What Is an ISO Standard and a Management System?

"We do it according to ISO." You hear that sentence a lot, but what does it actually mean? Anyone who wants to introduce or have a management system audited should keep two terms cleanly apart: the standard and the management system. The two are connected, but they are not the same thing.

What is a standard?

A standard is a voluntary document developed by consensus. ISO is the International Organization for Standardization, based in Geneva, where national standards bodies work together. A standard describes how to do something "according to recognized good practice." It is not a law, yet it can become effectively binding through contracts, tenders or regulation.

A label such as "ISO/IEC 27001" already tells you something about a standard's pedigree: ISO is the international body, IEC the International Electrotechnical Commission, and the two publish information-security and AI standards jointly. In Europe and Germany the same text is then adopted as "EN" and "DIN" respectively. The content stays identical, only the level of adoption changes.

What is a management system?

A management system is the way an organization steers a particular topic, using objectives, roles, processes, documents and controls. A quality management system (QMS) steers quality, an information security management system (ISMS) steers information security, and an AI management system (AIMS) steers the responsible use of AI.

A management system standard sets out the requirements for such a system, not for a single product. An ISO 9001 certificate therefore says something about how you work, not about a specific manufactured part.

Why the standards look so similar: Annex SL

Modern management system standards, including ISO 9001, ISO/IEC 27001 and ISO/IEC 42001, follow a common backbone called the "Harmonized Structure" (formerly Annex SL / High Level Structure). As a result they share the same clauses: context of the organization, leadership, planning, support, operation, performance evaluation and improvement.

• Context: Who are we, which interested parties exist, and what is the scope?
• Leadership: Top management takes responsibility and sets a policy.
• Planning: Risks and opportunities are assessed and objectives are set.
• Support & operation: Resources, competence, documentation and processes that are actually lived.
• Performance evaluation & improvement: internal audit, management review, corrective actions.
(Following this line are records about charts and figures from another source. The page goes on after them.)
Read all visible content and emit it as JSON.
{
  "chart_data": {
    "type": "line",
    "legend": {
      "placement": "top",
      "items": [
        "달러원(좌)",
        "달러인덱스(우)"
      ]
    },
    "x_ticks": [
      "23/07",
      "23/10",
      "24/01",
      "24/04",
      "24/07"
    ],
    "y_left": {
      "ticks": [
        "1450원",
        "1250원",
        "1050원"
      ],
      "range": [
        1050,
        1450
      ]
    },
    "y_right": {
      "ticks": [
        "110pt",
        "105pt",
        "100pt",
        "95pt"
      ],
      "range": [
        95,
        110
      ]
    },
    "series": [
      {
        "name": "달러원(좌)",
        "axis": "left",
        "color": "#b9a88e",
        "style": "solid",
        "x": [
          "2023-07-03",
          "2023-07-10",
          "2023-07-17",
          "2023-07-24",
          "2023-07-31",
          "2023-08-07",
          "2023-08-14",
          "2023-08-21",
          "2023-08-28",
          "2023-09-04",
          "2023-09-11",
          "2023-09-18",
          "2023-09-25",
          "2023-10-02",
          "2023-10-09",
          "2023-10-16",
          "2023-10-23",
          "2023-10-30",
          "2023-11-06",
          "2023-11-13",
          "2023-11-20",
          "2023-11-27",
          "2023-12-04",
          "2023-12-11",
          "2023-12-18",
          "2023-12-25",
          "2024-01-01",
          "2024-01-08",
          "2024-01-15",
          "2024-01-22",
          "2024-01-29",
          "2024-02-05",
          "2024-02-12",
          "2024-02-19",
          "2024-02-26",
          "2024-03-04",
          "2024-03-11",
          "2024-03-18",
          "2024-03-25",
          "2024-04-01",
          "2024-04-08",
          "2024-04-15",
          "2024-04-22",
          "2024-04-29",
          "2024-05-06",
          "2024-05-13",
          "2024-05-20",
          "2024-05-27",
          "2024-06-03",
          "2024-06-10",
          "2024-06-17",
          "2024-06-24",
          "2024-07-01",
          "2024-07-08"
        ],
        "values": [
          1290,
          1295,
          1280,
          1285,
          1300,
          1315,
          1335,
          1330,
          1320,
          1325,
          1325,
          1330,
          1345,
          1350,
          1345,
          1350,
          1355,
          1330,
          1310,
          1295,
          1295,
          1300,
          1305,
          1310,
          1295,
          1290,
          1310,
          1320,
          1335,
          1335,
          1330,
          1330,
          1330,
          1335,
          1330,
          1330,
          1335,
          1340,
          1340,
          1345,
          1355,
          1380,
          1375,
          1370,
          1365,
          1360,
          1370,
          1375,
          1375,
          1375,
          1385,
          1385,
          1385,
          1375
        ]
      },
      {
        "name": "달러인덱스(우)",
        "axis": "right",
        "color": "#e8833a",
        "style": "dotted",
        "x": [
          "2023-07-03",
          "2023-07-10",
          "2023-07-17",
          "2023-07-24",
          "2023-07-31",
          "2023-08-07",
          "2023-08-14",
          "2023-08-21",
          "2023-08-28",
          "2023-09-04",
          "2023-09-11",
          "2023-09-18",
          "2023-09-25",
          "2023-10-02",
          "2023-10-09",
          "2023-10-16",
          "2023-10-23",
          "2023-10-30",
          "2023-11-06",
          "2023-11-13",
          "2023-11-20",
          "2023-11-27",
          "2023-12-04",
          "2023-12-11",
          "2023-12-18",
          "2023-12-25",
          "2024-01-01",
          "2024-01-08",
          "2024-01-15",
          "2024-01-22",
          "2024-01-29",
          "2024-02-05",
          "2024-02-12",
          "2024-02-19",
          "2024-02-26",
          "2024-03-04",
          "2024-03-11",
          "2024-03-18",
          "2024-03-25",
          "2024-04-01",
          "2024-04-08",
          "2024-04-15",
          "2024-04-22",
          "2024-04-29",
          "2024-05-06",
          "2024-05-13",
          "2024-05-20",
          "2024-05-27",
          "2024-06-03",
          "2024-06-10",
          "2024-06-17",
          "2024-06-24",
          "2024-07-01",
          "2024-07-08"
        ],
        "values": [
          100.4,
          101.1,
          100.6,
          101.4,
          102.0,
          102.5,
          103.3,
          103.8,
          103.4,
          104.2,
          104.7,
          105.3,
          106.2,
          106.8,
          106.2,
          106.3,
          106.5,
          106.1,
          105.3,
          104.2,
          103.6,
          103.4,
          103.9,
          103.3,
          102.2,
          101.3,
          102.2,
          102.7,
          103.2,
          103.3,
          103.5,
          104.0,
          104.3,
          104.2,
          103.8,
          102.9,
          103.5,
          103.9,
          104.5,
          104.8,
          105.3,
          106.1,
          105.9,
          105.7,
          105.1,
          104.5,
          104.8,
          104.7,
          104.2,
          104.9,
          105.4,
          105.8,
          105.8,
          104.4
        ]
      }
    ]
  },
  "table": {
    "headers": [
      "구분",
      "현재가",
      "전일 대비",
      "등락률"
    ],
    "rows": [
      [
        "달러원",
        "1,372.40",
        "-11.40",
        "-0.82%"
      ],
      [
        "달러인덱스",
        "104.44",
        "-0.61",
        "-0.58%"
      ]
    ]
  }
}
The big advantage: anyone already living ISO 9001 will recognize the same logic in ISO/IEC 27001 or ISO/IEC 42001, and can integrate the systems instead of maintaining three separate bureaucracies.

The core principle: PDCA

Behind every management system sits the PDCA cycle: Plan, Do, Check, Act. A management system is therefore never "finished". It is an ongoing loop of continual improvement. And that is exactly what an audit examines: is the loop genuinely being lived?

Certifiable, or just a guideline?

Not every ISO publication is certifiable. Requirements standards such as 9001, 27001 or 42001 (recognizable by the word "shall") are the basis for a certificate. Alongside them sit guidance documents and technical reports that only offer orientation and are not certified against. So if you are aiming for certification you need the right standard, plus an accredited certification body to issue it.

A management system is never "finished". It is an ongoing loop of continual improvement, and an audit asks whether that loop is genuinely being lived.